At tonight's New Castle Town Board meeting, the public hearing in connection with Conifer Realty's Chappaqua Station affordable housing plan will be continued.
The hearing, which is for a special permit that Conifer needs from the town board, was first convened in August and has been continued multiple times since then. The most recent occasion for the hearing was on Dec. 11, when Conifer attorney Alfred DelBello requested closing it, which the board denied because a town planning memo on the project had only recently been submitted.
Since then, Town Planner Sabrina Charney Hull has put together a newer memo that takes a look at environmental issues surrounding the 36-unit apartment building for downtown Chappaqua.
In a memo dated Jan. 18, Hull laid out a series of outstanding issues and concerns regarding the proposal. They include skepticism over the developer's request to use town-owned parking by the Chappaqua train station for overflow space, asking whether the Chappaqua school district would support a bus stop recommended by Chappaqua Transportation President Joan Corwin, calling for the elimination of three on-site parking spaces to improve vehicle turning room and having the town board weigh in on the developer's request to have the right of way for the end of Hunts Place added to its parcel.
Hull's memo is included in the town board's meeting packet - it starts on page 3 -which can be found here.
The right of way, plus the parcel, add up to roughly 0.38 acres, sitting between Metro-North train tracks to the right and the Saw Mill River Parkway's exit ramp to the left. The building has points of height ranging from three to five stories and would have a pedestrian walkway to the Quaker Street (Route 120) bridge.

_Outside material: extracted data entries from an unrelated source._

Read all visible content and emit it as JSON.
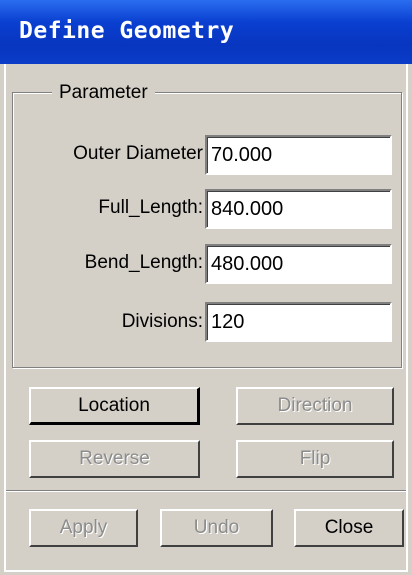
{
  "window": {
    "title": "Define Geometry"
  },
  "parameter_group": {
    "legend": "Parameter",
    "fields": [
      {
        "label": "Outer Diameter",
        "value": "70.000"
      },
      {
        "label": "Full_Length:",
        "value": "840.000"
      },
      {
        "label": "Bend_Length:",
        "value": "480.000"
      },
      {
        "label": "Divisions:",
        "value": "120"
      }
    ]
  },
  "buttons": {
    "location": {
      "label": "Location",
      "enabled": true
    },
    "direction": {
      "label": "Direction",
      "enabled": false
    },
    "reverse": {
      "label": "Reverse",
      "enabled": false
    },
    "flip": {
      "label": "Flip",
      "enabled": false
    },
    "apply": {
      "label": "Apply",
      "enabled": false
    },
    "undo": {
      "label": "Undo",
      "enabled": false
    },
    "close": {
      "label": "Close",
      "enabled": true
    }
  },
  "colors": {
    "titlebar": "#0a3fd0",
    "dialog_bg": "#d4d0c8",
    "disabled_text": "#8c8c8c"
  }
}
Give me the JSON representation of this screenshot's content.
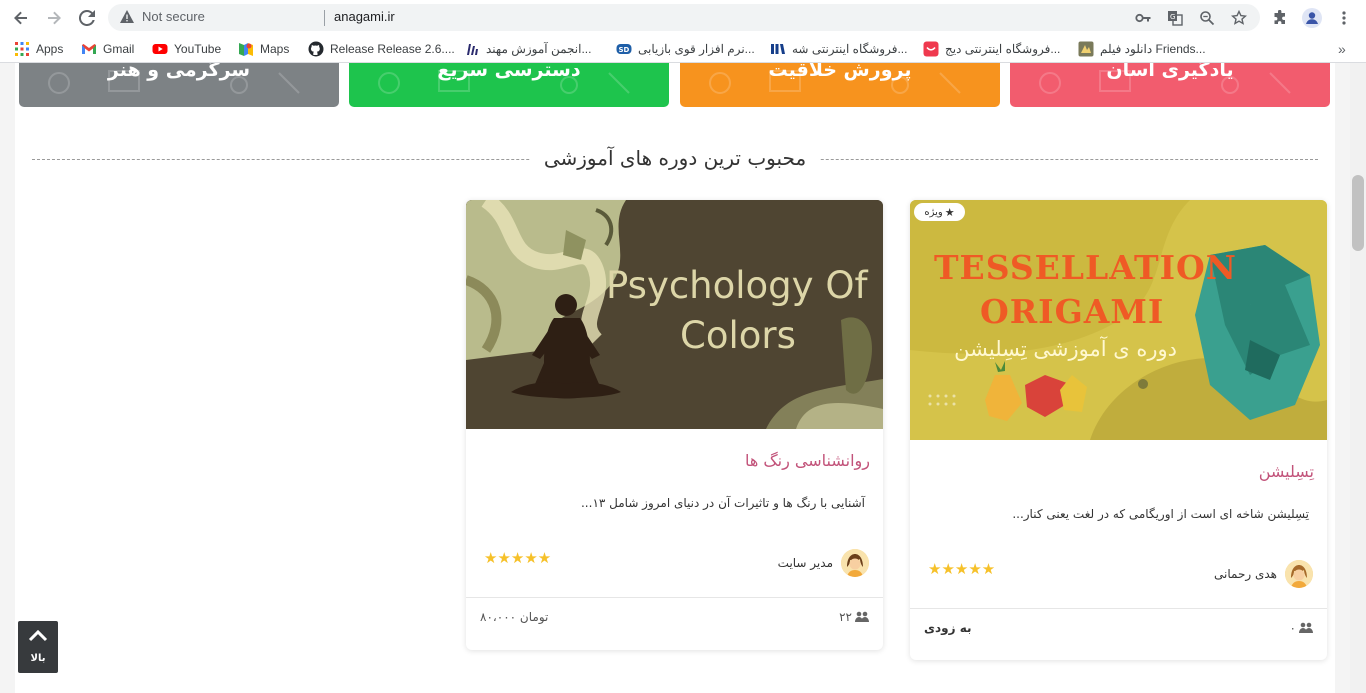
{
  "browser": {
    "security_label": "Not secure",
    "url": "anagami.ir",
    "bookmarks": [
      {
        "label": "Apps",
        "icon": "apps-grid-icon"
      },
      {
        "label": "Gmail",
        "icon": "gmail-icon"
      },
      {
        "label": "YouTube",
        "icon": "youtube-icon"
      },
      {
        "label": "Maps",
        "icon": "maps-icon"
      },
      {
        "label": "Release Release 2.6....",
        "icon": "github-icon"
      },
      {
        "label": "انجمن آموزش مهند...",
        "icon": "forum-icon"
      },
      {
        "label": "نرم افزار قوی بازیابی...",
        "icon": "recovery-software-icon"
      },
      {
        "label": "فروشگاه اینترنتی شه...",
        "icon": "store-icon"
      },
      {
        "label": "فروشگاه اینترنتی دیج...",
        "icon": "digikala-icon"
      },
      {
        "label": "دانلود فیلم Friends...",
        "icon": "movie-icon"
      }
    ],
    "bookmarks_overflow": "»"
  },
  "categories": [
    {
      "label": "سرگرمی و هنر",
      "color": "#7d8285"
    },
    {
      "label": "دسترسی سریع",
      "color": "#1ec44d"
    },
    {
      "label": "پرورش خلاقیت",
      "color": "#f7931e"
    },
    {
      "label": "یادگیری آسان",
      "color": "#f25c6e"
    }
  ],
  "section": {
    "title": "محبوب ترین دوره های آموزشی"
  },
  "courses": [
    {
      "title": "تِسِلیشن",
      "badge": "ویژه",
      "image_text_line1": "TESSELLATION",
      "image_text_line2": "ORIGAMI",
      "image_text_line3": "دوره ی آموزشی تِسِلیشن",
      "description": "تِسِلیشن شاخه ای است از اوریگامی که در لغت یعنی کنار...",
      "rating": 5,
      "stars": "★★★★★",
      "author": "هدی رحمانی",
      "students": "۰",
      "price": "به زودی"
    },
    {
      "title": "روانشناسی رنگ ها",
      "image_text_line1": "Psychology Of",
      "image_text_line2": "Colors",
      "description": "آشنایی با رنگ ها و تاثیرات آن در دنیای امروز شامل ۱۳...",
      "rating": 5,
      "stars": "★★★★★",
      "author": "مدیر سایت",
      "students": "۲۲",
      "price": "۸۰،۰۰۰ تومان"
    }
  ],
  "back_to_top": {
    "label": "بالا"
  }
}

The proposal has garned opposition among residents who feel that the site is not safe for residential usage and have concerns that the structure is not of place, aesthetically speaking, with the downtown.
The property is in a General Industrial (I-G) zone, but housing proposals of an affordable nature can be allowed if the town board grants a special permit. In addition, town officials have stated that Conifer will need zoning variances for the structure. According to Hull's memo, the proposal does not zoning requirements for aspects such as height, maximum building coverage, and minimum front and side yard spaces. Conifer has already applied to the town's Zoning Board of Appeals, Hull wrote, which would decide whether to grant variances for the building.
Meanwhile, it was explained at the last meeting that the town board is coming close to a major procedural step: an environmental significance determination. If it gives a "negative" declaration, then Conifer will have a relatively clear path for the town's environmental review. If the board gives a "positive" declaration, then the review would require an environmental impact statement (EIS), in both draft and final forms, which would make the process more detailed and lengthy. It is not clear when the board will make its determination.
Conifer's proposal is also meant to count towards Westchester County's 2009 federal affordable housing settlement, which requires the construction and marketing of 750 "fair and affordable housing" units over a 7-year period. The units must be constructed in communities that are predominently white, although municipalities do not have to build specific unit amounts to contribute to the total. Conifer's apartments would be rentals; under the county's settlement, people making up to 60 percent of the area median income (AMI) qualify for renting.
The hearing will be continued at the board's meeting, which starts tonight at 8 p.m., at New Castle Town Hall in Chappaqua.